Des puces mémoires moins chères
Selon les informations de Bloomberg, Apple étudie la possibilité d’acheter des puces mémoire auprès de ces deux entreprises chinoises afin de limiter l’impact de la flambée des prix sur ses futurs produits. Le Financial Times avait déjà évoqué cette piste il y a quelques semaines, tandis que plusieurs médias sud-coréens faisaient également état de discussions en cours.
Cette stratégie intervient alors que le marché traverse une pénurie mondiale de mémoire. Les principaux fabricants privilégient désormais les composants destinés aux serveurs d’intelligence artificielle, beaucoup plus rentables, ce qui réduit les volumes disponibles pour les smartphones, les tablettes et les ordinateurs. Cette situation a déjà poussé Apple à augmenter le prix de plusieurs Mac, iPad et autres appareils ces derniers mois.
Un dossier sensible
Le principal obstacle n’est toutefois pas économique, mais géopolitique. CXMT et YMTC figurent sur la liste du département américain de la Défense recensant les entreprises chinoises soupçonnées d’entretenir des liens avec l’armée chinoise. YMTC apparaît également sur la liste noire du département du Commerce américain, qui limite fortement les échanges commerciaux avec les entreprises américaines.
En théorie, Apple n’a pas besoin d’une autorisation officielle pour acheter ces composants. Dans les faits, obtenir le soutien de l’administration américaine permettrait d’éviter une nouvelle polémique politique.

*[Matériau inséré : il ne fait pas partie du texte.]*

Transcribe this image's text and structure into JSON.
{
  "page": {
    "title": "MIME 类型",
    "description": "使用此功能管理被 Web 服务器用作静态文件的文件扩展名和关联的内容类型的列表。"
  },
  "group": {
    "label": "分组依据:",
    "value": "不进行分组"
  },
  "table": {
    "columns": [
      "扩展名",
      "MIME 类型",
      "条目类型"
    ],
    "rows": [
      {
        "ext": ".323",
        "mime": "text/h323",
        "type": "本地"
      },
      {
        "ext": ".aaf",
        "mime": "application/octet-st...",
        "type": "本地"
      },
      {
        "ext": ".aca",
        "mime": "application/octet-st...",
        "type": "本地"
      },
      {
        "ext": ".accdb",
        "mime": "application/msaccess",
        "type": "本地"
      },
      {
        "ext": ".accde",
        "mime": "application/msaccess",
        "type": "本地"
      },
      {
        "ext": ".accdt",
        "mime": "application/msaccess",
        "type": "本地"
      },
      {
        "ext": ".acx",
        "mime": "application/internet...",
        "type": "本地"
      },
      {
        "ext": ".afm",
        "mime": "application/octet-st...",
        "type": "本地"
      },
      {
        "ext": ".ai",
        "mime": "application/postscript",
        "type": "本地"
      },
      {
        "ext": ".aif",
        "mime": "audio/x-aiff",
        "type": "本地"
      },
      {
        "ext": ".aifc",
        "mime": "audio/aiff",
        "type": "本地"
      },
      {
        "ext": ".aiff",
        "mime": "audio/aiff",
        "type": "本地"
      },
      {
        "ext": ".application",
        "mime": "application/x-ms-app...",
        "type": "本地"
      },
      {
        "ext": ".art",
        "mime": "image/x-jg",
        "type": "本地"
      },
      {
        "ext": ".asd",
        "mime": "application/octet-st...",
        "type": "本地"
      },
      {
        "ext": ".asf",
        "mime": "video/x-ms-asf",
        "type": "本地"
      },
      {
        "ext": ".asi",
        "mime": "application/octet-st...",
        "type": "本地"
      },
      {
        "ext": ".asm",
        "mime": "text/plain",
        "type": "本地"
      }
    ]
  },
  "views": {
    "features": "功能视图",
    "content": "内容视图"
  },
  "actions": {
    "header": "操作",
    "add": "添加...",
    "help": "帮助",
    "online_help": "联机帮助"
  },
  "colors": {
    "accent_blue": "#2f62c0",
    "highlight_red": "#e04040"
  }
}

Des discussions bien entamées
Toujours selon Bloomberg, Tim Cook aurait échangé avec plusieurs responsables de l’administration Trump, dont le secrétaire au Trésor Scott Bessent. Apple aurait notamment proposé d’utiliser ces puces mémoire uniquement dans les appareils destinés au marché chinois. Cette stratégie permettrait de réserver les composants provenant de fournisseurs traditionnels aux produits vendus aux États-Unis et dans les autres marchés internationaux.
Rien ne garantit toutefois que cette proposition suffise à convaincre Washington. Plusieurs membres de l’administration seraient opposés à un tel accord. Ce n’est pas la première fois qu’Apple s’intéresse à YMTC. En 2022, l’entreprise avait déjà envisagé de s’approvisionner auprès du fabricant chinois. Le projet avait finalement été abandonné après de vives critiques du Congrès américain, dans un contexte de tensions commerciales entre Washington et Pékin. L’histoire pourrait donc se répéter si les discussions actuelles aboutissent.
Qu’en penser ?
Cette négociation illustre le dilemme auquel Apple est confrontée. D’un côté, la flambée du prix de la mémoire pousse le constructeur à diversifier ses fournisseurs pour préserver ses marges et limiter les hausses de prix. De l’autre, les tensions entre les États-Unis et la Chine rendent chaque décision industrielle potentiellement explosive. Même si un accord venait à être trouvé, son issue dépendra probablement autant de la politique que des considérations économiques.